Containerized Execution

pyCyto supports hybrid execution, allowing pipeline tasks to run either locally (baremetal) or in isolated container environments — useful when different tasks need different, sometimes conflicting, dependency versions (e.g. StarDist’s TensorFlow vs. Cellpose’s PyTorch).

Overview

  • Hybrid Execution: mix container and baremetal execution within the same pipeline

  • Environment Isolation: reproducible, consistent execution environments per task

  • Multiple Runners: Docker (and Singularity, for cluster deployments)

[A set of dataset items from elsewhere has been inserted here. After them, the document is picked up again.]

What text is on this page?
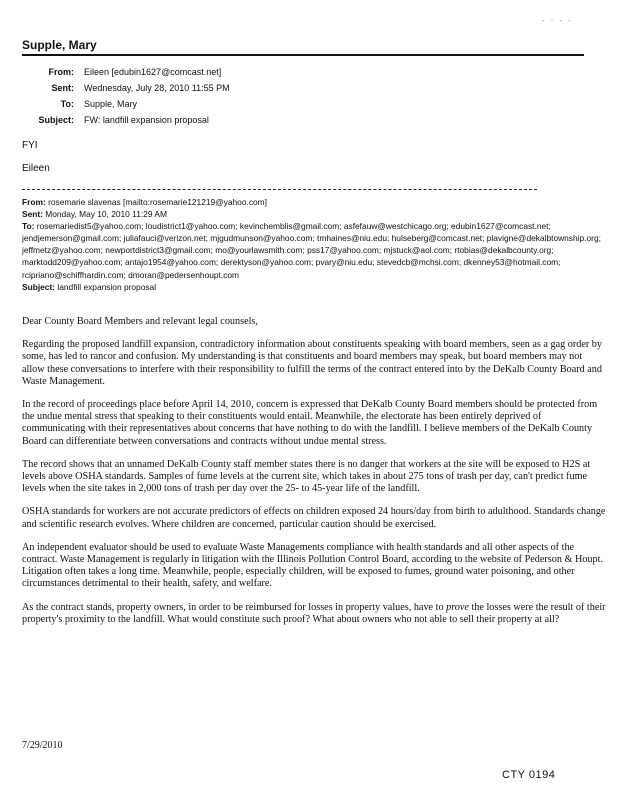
. . . .
Supple, Mary
From:	Eileen [edubin1627@comcast.net]
Sent:	Wednesday, July 28, 2010 11:55 PM
To:	Supple, Mary
Subject:	FW: landfill expansion proposal
FYI
Eileen
From: rosemarie slavenas [mailto:rosemarie121219@yahoo.com]
Sent: Monday, May 10, 2010 11:29 AM
To: rosemariedist5@yahoo.com; loudistrict1@yahoo.com; kevinchemblis@gmail.com; asfefauw@westchicago.org; edubin1627@comcast.net; jendjemerson@gmail.com; juliafauci@verizon.net; mjgudmunson@yahoo.com; tmhaines@niu.edu; hulseberg@comcast.net; plavigne@dekalbtownship.org; jeffmetz@yahoo.com; newportdistrict3@gmail.com; mo@yourlawsmith.com; pss17@yahoo.com; mjstuck@aol.com; rtobias@dekalbcounty.org; marktodd209@yahoo.com; antajo1954@yahoo.com; derektyson@yahoo.com; pvary@niu.edu; stevedcb@mchsi.com; dkenney53@hotmail.com; rcipriano@schiffhardin.com; dmoran@pedersenhoupt.com
Subject: landfill expansion proposal

Dear County Board Members and relevant legal counsels,

Regarding the proposed landfill expansion, contradictory information about constituents speaking with board members, seen as a gag order by some, has led to rancor and confusion. My understanding is that constituents and board members may speak, but board members may not allow these conversations to interfere with their responsibility to fulfill the terms of the contract entered into by the DeKalb County Board and Waste Management.

In the record of proceedings place before April 14, 2010, concern is expressed that DeKalb County Board members should be protected from the undue mental stress that speaking to their constituents would entail. Meanwhile, the electorate has been entirely deprived of communicating with their representatives about concerns that have nothing to do with the landfill. I believe members of the DeKalb County Board can differentiate between conversations and contracts without undue mental stress.

The record shows that an unnamed DeKalb County staff member states there is no danger that workers at the site will be exposed to H2S at levels above OSHA standards. Samples of fume levels at the current site, which takes in about 275 tons of trash per day, can't predict fume levels when the site takes in 2,000 tons of trash per day over the 25- to 45-year life of the landfill.

OSHA standards for workers are not accurate predictors of effects on children exposed 24 hours/day from birth to adulthood. Standards change and scientific research evolves. Where children are concerned, particular caution should be exercised.

An independent evaluator should be used to evaluate Waste Managements compliance with health standards and all other aspects of the contract. Waste Management is regularly in litigation with the Illinois Pollution Control Board, according to the website of Pederson & Houpt. Litigation often takes a long time. Meanwhile, people, especially children, will be exposed to fumes, ground water poisoning, and other circumstances detrimental to their health, safety, and welfare.

As the contract stands, property owners, in order to be reimbursed for losses in property values, have to prove the losses were the result of their property's proximity to the landfill. What would constitute such proof? What about owners who not able to sell their property at all?

7/29/2010
CTY 0194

  • Backward Compatibility: existing pipeline YAMLs continue to work unchanged

Configuration

Pipeline tasks are defined using a DAG-based YAML format:

# pipeline.container_example.yaml
tasks:
  tcell_segmentation:
    module: cyto.segmentation.cellpose.CellPose
    params:
      model_type: cyto2
      cellprob_thresh: -1
      gpu: true
      channels: [0, 0]
      batch_size: 8
      diameter: 25
      verbose: true
    dependencies: []
    tags:
      - segmentation
      - tcells

Execution environments and compute resources are defined separately:

# pipeline-resources.container_example.yaml
execution_configs:
  # Hybrid execution - segmentation in containers, features on baremetal
  hybrid:
    tcell_segmentation:
      type: container
      runner: docker
      image: cellpose:latest
      resources:
        memory: 8Gi
        gpu: 1

    tcell_features:
      type: baremetal  # Run inside the same container as the pipeline engine

  # Full container execution
  container:
    tcell_segmentation:
      type: container
      runner: docker
      image: cellpose:latest

  # All baremetal (default when running everything inside one container)
  local:
    tcell_segmentation:
      type: baremetal
    tcell_features:
      type: baremetal

default_profile: hybrid

Usage

# Run with hybrid execution (default)
cyto --pipeline pipelines/pipeline.container_example.yaml -v

# The system automatically loads the matching resources file:
# pipelines/pipeline-resources.container_example.yaml

Profiles are selected in this order:

  1. execution_profile set in the pipeline YAML

  2. default_profile in the resources YAML

  3. System default (hybrid)

Troubleshooting

Container Not Found: build or pull the referenced image before running the pipeline.

Docker Permission Issues (Linux):

sudo usermod -aG docker $USER
# Logout and login again

Resource Constraints: reduce resources.memory / disable resources.gpu in the resources YAML if the host can’t satisfy the requested profile.